The test did not include situations where the final hours are equal to -24 and the minutes are equal to 0. This situation should also return 00:00. I added the test case {-24, 0, "00:00", "negative midnight is zero hours"} to ensure this is now checked. Both 24:00 and -24:00 should return the same result.

Here at Exercism the tests are organized in a language-independent problem-specification. Although the tracks are free not to implement selected tests or add new tests in their track, that’s rare.

If you want to propose a new test or changes to the existing tests, I’d like to encourage you to discuss that first here in the forum.

For an additional test you will get asked what value it adds.
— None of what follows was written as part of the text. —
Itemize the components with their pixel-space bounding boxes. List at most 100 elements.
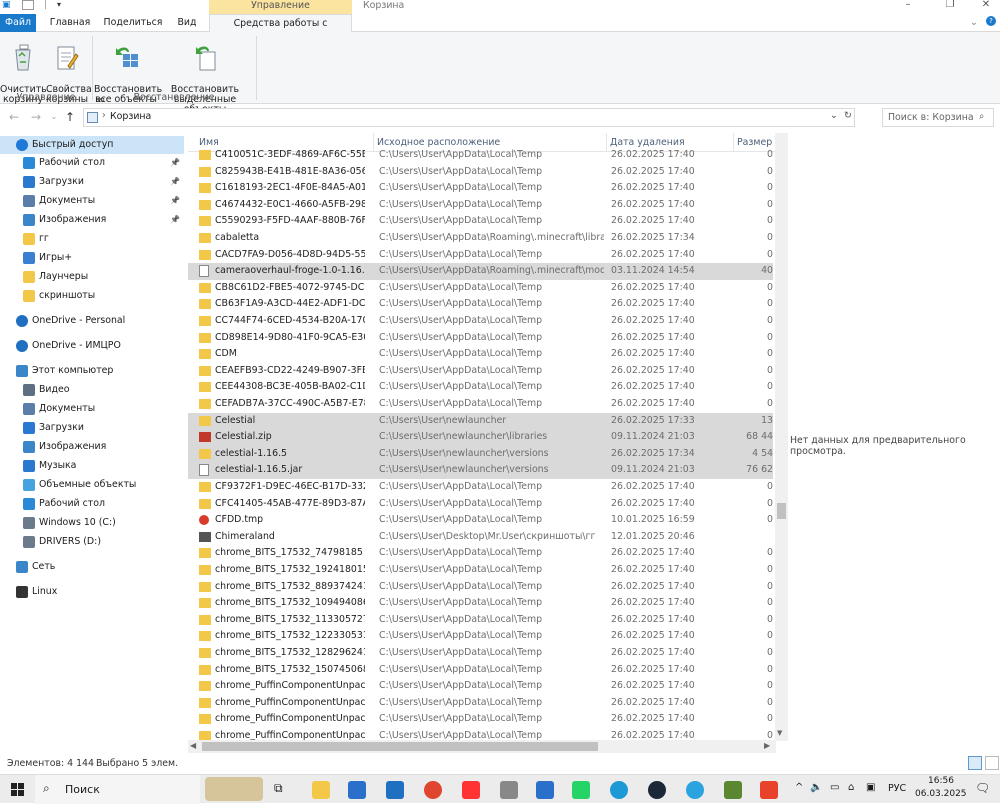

Does it help the students solve the exercise? Does it cover a bug that can be found in several published solutions? If yes, the chances of this new test getting added are good.
But there’s also the aspect that the existing solutions will be marked as outdated (which is a minor nuisance for the students) and might have to be retested (which can be expensive because Exercism has to pay for that.)

Hi!
Yeah, Totally makes sense, what you’re saying. Although in this particular situation, tests are only checking that hour 24:00 is correctly shown as 00:00 only if input was positive. If it was negative, the test won’t catch it. Seems like some (maybe not so significant) hole in the system :slight_smile: .

It really depends on how someone implemented the solution, of course. Maybe some students made it work even without this test_case.

I am also new to contributing community, so thanks a lot for feedback. It is nice to learn something new on how it works around here :smiley:

The tests here at Exercism are not meant to be exhaustive. They should cover some fundamental cases, should cover bugs that are likely to occur, and they should guide the students when solving the exercise (similar to Test-Driven Development).

If you can find multiple solutions with a specific bug that this test would catch, or if you can convince others here on the forum that this bug is likely to occur then your new test will probably be added. Otherwise probably not.